Part of the reason this has not been done until now is that third parties could not easily read the proprietary undocumented NTFS file system, because BS OS licensing made it difficult and expensive to have a separate boot and because M$, incredibly, stopped shipping CDROM's of their OS. Now that NTFS has been reverse engineered it is possible to create a third-party Linux CDROM that can do all of the above. This is the only practical way to stop the Windows virus pandemic. Ironic that the best way to verify a windows system may be to use a linux system.
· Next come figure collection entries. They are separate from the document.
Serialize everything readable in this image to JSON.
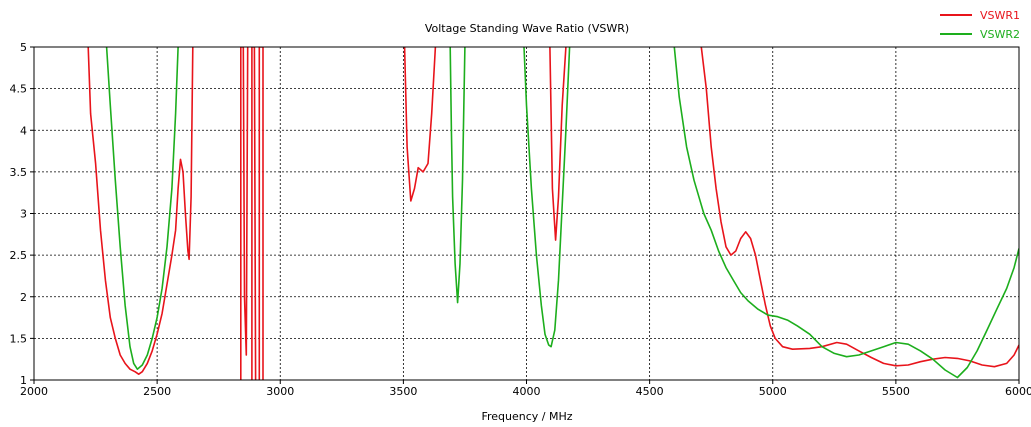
{
  "chart_data": {
    "type": "line",
    "title": "Voltage Standing Wave Ratio (VSWR)",
    "xlabel": "Frequency / MHz",
    "ylabel": "",
    "xlim": [
      2000,
      6000
    ],
    "ylim": [
      1,
      5
    ],
    "xticks": [
      2000,
      2500,
      3000,
      3500,
      4000,
      4500,
      5000,
      5500,
      6000
    ],
    "yticks": [
      1,
      1.5,
      2,
      2.5,
      3,
      3.5,
      4,
      4.5,
      5
    ],
    "grid": true,
    "legend_position": "top-right",
    "series": [
      {
        "name": "VSWR1",
        "color": "#e8141b",
        "segments": [
          [
            [
              2220,
              5.0
            ],
            [
              2230,
              4.2
            ],
            [
              2250,
              3.6
            ],
            [
              2270,
              2.8
            ],
            [
              2290,
              2.2
            ],
            [
              2310,
              1.75
            ],
            [
              2330,
              1.5
            ],
            [
              2350,
              1.3
            ],
            [
              2370,
              1.2
            ],
            [
              2390,
              1.13
            ],
            [
              2410,
              1.1
            ],
            [
              2425,
              1.07
            ],
            [
              2440,
              1.1
            ],
            [
              2460,
              1.2
            ],
            [
              2480,
              1.35
            ],
            [
              2500,
              1.55
            ],
            [
              2520,
              1.8
            ],
            [
              2540,
              2.15
            ],
            [
              2560,
              2.5
            ],
            [
              2575,
              2.8
            ],
            [
              2585,
              3.3
            ],
            [
              2595,
              3.65
            ],
            [
              2605,
              3.5
            ],
            [
              2615,
              3.0
            ],
            [
              2625,
              2.55
            ],
            [
              2630,
              2.45
            ],
            [
              2638,
              3.2
            ],
            [
              2645,
              5.0
            ]
          ],
          [
            [
              2840,
              1.0
            ],
            [
              2840,
              5.0
            ],
            [
              2850,
              5.0
            ],
            [
              2855,
              2.0
            ],
            [
              2862,
              1.3
            ],
            [
              2868,
              5.0
            ]
          ],
          [
            [
              2885,
              1.0
            ],
            [
              2885,
              5.0
            ],
            [
              2895,
              5.0
            ],
            [
              2900,
              1.0
            ]
          ],
          [
            [
              2915,
              1.0
            ],
            [
              2915,
              5.0
            ],
            [
              2930,
              5.0
            ],
            [
              2930,
              1.0
            ]
          ],
          [
            [
              3505,
              5.0
            ],
            [
              3515,
              3.8
            ],
            [
              3530,
              3.15
            ],
            [
              3545,
              3.3
            ],
            [
              3560,
              3.55
            ],
            [
              3580,
              3.5
            ],
            [
              3600,
              3.6
            ],
            [
              3615,
              4.2
            ],
            [
              3630,
              5.0
            ]
          ],
          [
            [
              4095,
              5.0
            ],
            [
              4105,
              3.3
            ],
            [
              4118,
              2.68
            ],
            [
              4130,
              3.2
            ],
            [
              4145,
              4.3
            ],
            [
              4160,
              5.0
            ]
          ],
          [
            [
              4710,
              5.0
            ],
            [
              4730,
              4.5
            ],
            [
              4750,
              3.8
            ],
            [
              4770,
              3.3
            ],
            [
              4790,
              2.9
            ],
            [
              4810,
              2.6
            ],
            [
              4830,
              2.5
            ],
            [
              4850,
              2.55
            ],
            [
              4870,
              2.7
            ],
            [
              4890,
              2.78
            ],
            [
              4910,
              2.7
            ],
            [
              4930,
              2.5
            ],
            [
              4950,
              2.2
            ],
            [
              4970,
              1.9
            ],
            [
              4990,
              1.65
            ],
            [
              5010,
              1.5
            ],
            [
              5040,
              1.4
            ],
            [
              5080,
              1.37
            ],
            [
              5150,
              1.38
            ],
            [
              5200,
              1.4
            ],
            [
              5260,
              1.45
            ],
            [
              5300,
              1.43
            ],
            [
              5350,
              1.35
            ],
            [
              5400,
              1.27
            ],
            [
              5450,
              1.2
            ],
            [
              5500,
              1.17
            ],
            [
              5550,
              1.18
            ],
            [
              5600,
              1.22
            ],
            [
              5650,
              1.25
            ],
            [
              5700,
              1.27
            ],
            [
              5750,
              1.26
            ],
            [
              5800,
              1.23
            ],
            [
              5850,
              1.18
            ],
            [
              5900,
              1.16
            ],
            [
              5950,
              1.2
            ],
            [
              5980,
              1.3
            ],
            [
              6000,
              1.42
            ]
          ]
        ]
      },
      {
        "name": "VSWR2",
        "color": "#1dae1d",
        "segments": [
          [
            [
              2295,
              5.0
            ],
            [
              2310,
              4.3
            ],
            [
              2330,
              3.4
            ],
            [
              2350,
              2.6
            ],
            [
              2370,
              1.9
            ],
            [
              2390,
              1.4
            ],
            [
              2405,
              1.2
            ],
            [
              2420,
              1.13
            ],
            [
              2440,
              1.18
            ],
            [
              2460,
              1.3
            ],
            [
              2480,
              1.5
            ],
            [
              2500,
              1.75
            ],
            [
              2520,
              2.1
            ],
            [
              2540,
              2.6
            ],
            [
              2560,
              3.3
            ],
            [
              2575,
              4.2
            ],
            [
              2585,
              5.0
            ]
          ],
          [
            [
              3690,
              5.0
            ],
            [
              3695,
              4.0
            ],
            [
              3700,
              3.2
            ],
            [
              3710,
              2.4
            ],
            [
              3720,
              1.93
            ],
            [
              3730,
              2.4
            ],
            [
              3740,
              3.4
            ],
            [
              3745,
              4.2
            ],
            [
              3750,
              5.0
            ]
          ],
          [
            [
              3990,
              5.0
            ],
            [
              4000,
              4.3
            ],
            [
              4020,
              3.3
            ],
            [
              4040,
              2.5
            ],
            [
              4060,
              1.9
            ],
            [
              4075,
              1.55
            ],
            [
              4090,
              1.42
            ],
            [
              4100,
              1.4
            ],
            [
              4115,
              1.6
            ],
            [
              4130,
              2.2
            ],
            [
              4145,
              3.1
            ],
            [
              4160,
              4.0
            ],
            [
              4175,
              5.0
            ]
          ],
          [
            [
              4600,
              5.0
            ],
            [
              4620,
              4.4
            ],
            [
              4650,
              3.8
            ],
            [
              4680,
              3.4
            ],
            [
              4700,
              3.2
            ],
            [
              4720,
              3.0
            ],
            [
              4750,
              2.8
            ],
            [
              4780,
              2.55
            ],
            [
              4810,
              2.35
            ],
            [
              4840,
              2.2
            ],
            [
              4870,
              2.05
            ],
            [
              4900,
              1.95
            ],
            [
              4940,
              1.85
            ],
            [
              4980,
              1.78
            ],
            [
              5020,
              1.76
            ],
            [
              5060,
              1.72
            ],
            [
              5100,
              1.65
            ],
            [
              5150,
              1.55
            ],
            [
              5200,
              1.4
            ],
            [
              5250,
              1.32
            ],
            [
              5300,
              1.28
            ],
            [
              5350,
              1.3
            ],
            [
              5400,
              1.35
            ],
            [
              5450,
              1.4
            ],
            [
              5500,
              1.45
            ],
            [
              5550,
              1.43
            ],
            [
              5600,
              1.35
            ],
            [
              5650,
              1.25
            ],
            [
              5700,
              1.12
            ],
            [
              5750,
              1.03
            ],
            [
              5790,
              1.15
            ],
            [
              5830,
              1.35
            ],
            [
              5870,
              1.6
            ],
            [
              5910,
              1.85
            ],
            [
              5950,
              2.1
            ],
            [
              5980,
              2.35
            ],
            [
              6000,
              2.58
            ]
          ]
        ]
      }
    ]
  }
}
To anticipate a few questions:

• Yes, Joe Sixpack is perfectly capable of inserting a CDROM, pressing the reset key and following the limited instructions (ie. get professional help if a virus is found or recover files off the known good distribution media).
• Yes, this approach perfectly capable of protecting Joe Sixpack's personal files if the CDROM has enough smarts to back up personal files and check sum them every time it is run. Even if it doesn't do this it's still verifying the system is uncompromised.
• Yes, it's perfectly capable of verifying every executable on the system, including those not initially distributed with the OS.
• Yes, both whitelist and blacklist checksumming is possible at the same time. What a concept!
• Good system/network administrators already automatically, regularly checksum verify all the systems they manage to verify their systems have not been corrupted, whether by a virus or a hardware error. It works. If they don't they are mediocre administrator at best.

M$ is perfectly capable of creating such a CDROM however those "professionals" have chosen not to and allow the virus/bot pandemic to continue. And they wonder why some people don't like them.

---

Ownership, by definition, is the right to control something. Any ethical (not legal) argument based on "because they own it" is bogus.